Comment faire face ? Vous l’aurez compris avec ce que j’ai noté plus haut : il est tout aussi bien possible de se retrouver seul aux commandes d’un bateau que de devoir faire équipe avec un ou deux autres joueurs. Faut-il se la jouer personnel, embarquer 3 de ses pions pour s’enfuir fissa, au risque de devenir la cible de tous les autres ? Ou bien est-il préférable de ménager ses rivaux, en partageant son embarcation avec d’autres ? C’est sûr que l’on réduit les risques de se faire attaquer, lorsqu’on se retrouve embarqué dans la même galère. Mais l’on risque alors de ne pas avoir le temps de sauver tout le monde.
Parce que mine de rien, The Island est une course : le temps presse, l’île s’écroule inexorablement, ce qui nous rapproche de la fin de la partie. Une fois le volcan présent sous une des tuiles montagne retourné, c’est terminé.

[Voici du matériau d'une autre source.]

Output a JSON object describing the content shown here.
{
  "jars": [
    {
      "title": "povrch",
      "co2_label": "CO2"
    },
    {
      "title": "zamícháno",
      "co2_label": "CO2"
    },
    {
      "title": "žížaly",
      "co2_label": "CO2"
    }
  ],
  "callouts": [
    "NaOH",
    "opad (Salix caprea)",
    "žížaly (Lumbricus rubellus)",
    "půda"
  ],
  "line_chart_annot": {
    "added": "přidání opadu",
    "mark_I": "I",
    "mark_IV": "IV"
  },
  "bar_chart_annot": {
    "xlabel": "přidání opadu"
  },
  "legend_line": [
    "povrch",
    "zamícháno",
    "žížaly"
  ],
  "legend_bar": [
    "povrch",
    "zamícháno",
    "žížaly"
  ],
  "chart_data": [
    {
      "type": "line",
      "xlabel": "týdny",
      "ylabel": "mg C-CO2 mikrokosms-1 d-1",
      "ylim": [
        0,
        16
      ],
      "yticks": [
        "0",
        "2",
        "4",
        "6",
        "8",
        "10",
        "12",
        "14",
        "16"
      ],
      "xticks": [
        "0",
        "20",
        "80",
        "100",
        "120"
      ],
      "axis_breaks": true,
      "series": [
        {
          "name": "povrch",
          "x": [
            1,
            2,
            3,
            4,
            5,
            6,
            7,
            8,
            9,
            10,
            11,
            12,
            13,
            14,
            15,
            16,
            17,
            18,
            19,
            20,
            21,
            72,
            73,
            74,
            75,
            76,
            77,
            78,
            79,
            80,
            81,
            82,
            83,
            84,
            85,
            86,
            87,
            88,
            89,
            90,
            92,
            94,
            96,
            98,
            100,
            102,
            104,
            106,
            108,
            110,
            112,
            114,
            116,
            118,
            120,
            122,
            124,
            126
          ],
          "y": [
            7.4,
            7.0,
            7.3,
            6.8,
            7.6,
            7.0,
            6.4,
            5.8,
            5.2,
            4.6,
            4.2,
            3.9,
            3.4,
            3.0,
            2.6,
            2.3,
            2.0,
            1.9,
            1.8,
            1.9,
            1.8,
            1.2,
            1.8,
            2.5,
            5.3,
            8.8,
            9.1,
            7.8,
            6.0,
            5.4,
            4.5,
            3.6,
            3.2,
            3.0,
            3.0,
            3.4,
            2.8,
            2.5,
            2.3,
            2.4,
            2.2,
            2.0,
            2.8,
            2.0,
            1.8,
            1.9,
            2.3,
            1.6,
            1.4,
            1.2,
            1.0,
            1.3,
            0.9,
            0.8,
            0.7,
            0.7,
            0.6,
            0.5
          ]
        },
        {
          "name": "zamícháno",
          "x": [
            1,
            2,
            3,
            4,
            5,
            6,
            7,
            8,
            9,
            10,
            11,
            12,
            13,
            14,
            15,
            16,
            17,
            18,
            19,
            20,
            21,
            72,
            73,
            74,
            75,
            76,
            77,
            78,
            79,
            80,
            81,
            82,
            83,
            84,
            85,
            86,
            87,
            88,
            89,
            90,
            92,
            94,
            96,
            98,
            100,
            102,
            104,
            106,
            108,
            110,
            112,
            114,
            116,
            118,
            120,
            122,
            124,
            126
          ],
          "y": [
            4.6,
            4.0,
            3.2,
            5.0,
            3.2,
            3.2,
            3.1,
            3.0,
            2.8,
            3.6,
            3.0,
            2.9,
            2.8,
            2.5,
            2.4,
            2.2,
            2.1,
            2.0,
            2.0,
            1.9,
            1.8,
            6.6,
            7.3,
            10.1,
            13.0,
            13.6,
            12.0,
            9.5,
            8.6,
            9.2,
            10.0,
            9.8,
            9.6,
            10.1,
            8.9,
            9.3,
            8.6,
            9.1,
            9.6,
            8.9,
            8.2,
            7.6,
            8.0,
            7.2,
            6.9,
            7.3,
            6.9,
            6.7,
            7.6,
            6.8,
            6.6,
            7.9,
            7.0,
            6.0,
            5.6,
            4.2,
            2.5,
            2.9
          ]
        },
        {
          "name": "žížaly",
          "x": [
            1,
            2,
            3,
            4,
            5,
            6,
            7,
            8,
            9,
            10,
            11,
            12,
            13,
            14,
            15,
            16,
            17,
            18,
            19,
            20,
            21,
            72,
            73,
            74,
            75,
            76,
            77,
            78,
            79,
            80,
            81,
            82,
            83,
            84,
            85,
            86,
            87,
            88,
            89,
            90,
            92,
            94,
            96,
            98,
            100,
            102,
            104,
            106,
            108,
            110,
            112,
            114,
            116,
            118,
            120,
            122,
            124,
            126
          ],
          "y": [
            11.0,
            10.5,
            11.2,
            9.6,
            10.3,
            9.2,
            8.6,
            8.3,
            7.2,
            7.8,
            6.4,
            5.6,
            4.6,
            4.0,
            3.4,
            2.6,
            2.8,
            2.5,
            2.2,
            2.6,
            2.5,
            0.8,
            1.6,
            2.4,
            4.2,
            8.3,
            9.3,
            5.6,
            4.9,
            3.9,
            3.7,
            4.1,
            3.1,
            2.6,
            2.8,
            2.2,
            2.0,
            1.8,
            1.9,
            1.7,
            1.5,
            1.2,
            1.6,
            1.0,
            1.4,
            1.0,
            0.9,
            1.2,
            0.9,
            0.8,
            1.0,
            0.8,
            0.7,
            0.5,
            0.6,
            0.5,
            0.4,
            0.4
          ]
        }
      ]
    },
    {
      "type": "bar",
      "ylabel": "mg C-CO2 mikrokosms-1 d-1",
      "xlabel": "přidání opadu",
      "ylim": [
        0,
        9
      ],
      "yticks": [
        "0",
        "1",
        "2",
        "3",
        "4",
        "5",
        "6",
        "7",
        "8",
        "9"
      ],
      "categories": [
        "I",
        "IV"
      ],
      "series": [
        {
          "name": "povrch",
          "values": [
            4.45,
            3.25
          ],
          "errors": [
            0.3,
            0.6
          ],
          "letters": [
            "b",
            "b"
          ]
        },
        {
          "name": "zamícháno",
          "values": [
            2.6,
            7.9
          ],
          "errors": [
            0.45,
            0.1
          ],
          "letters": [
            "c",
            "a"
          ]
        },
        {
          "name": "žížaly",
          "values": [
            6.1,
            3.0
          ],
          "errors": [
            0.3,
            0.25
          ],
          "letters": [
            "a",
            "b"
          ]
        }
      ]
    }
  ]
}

Ne reste plus qu’à compter le nombre de points cumulés par les explorateurs que chacun aura réussi à sauver.

Croyez-moi, cela n’aura rien d’une paisible croisière ! C’est que les pions tombent comme des mouches ici-bas ! N’espérez pas réussir à tous les sauver, cela n’arrivera pas. Entre les créatures et les tourbillons, on assiste à chaque partie à une hécatombe. Au point qu’il arrive parfois qu’un joueur n’ai plus aucun personnage en jeu avant la fin. Ce qui ne l’empêchera pas de continuer à participer : il retirera tout de même un morceau d’île, et lancera toujours le dé. Tenez, devinez ce qu’il se passe lorsqu’une personne envoie un pion à l’eau en retirant une tuile qui fait aussitôt apparaître un requin ? Bingo, le squale dévore immédiatement le pauvre nageur malchanceux. Douce cruauté, terrible infamie.
Au fait, vous avez encore des explorateurs en mer ou sur les restes de l’île au moment où le volcan apparaît ? Mince, pas de bol, ils ne survivront pas à l’éruption. C’est ainsi, seuls les rescapés ayant réussi à atteindre un des angles avant la fin compteront. La vie est dure en ces eaux troubles.

La situation a bien changé peu avant la fin…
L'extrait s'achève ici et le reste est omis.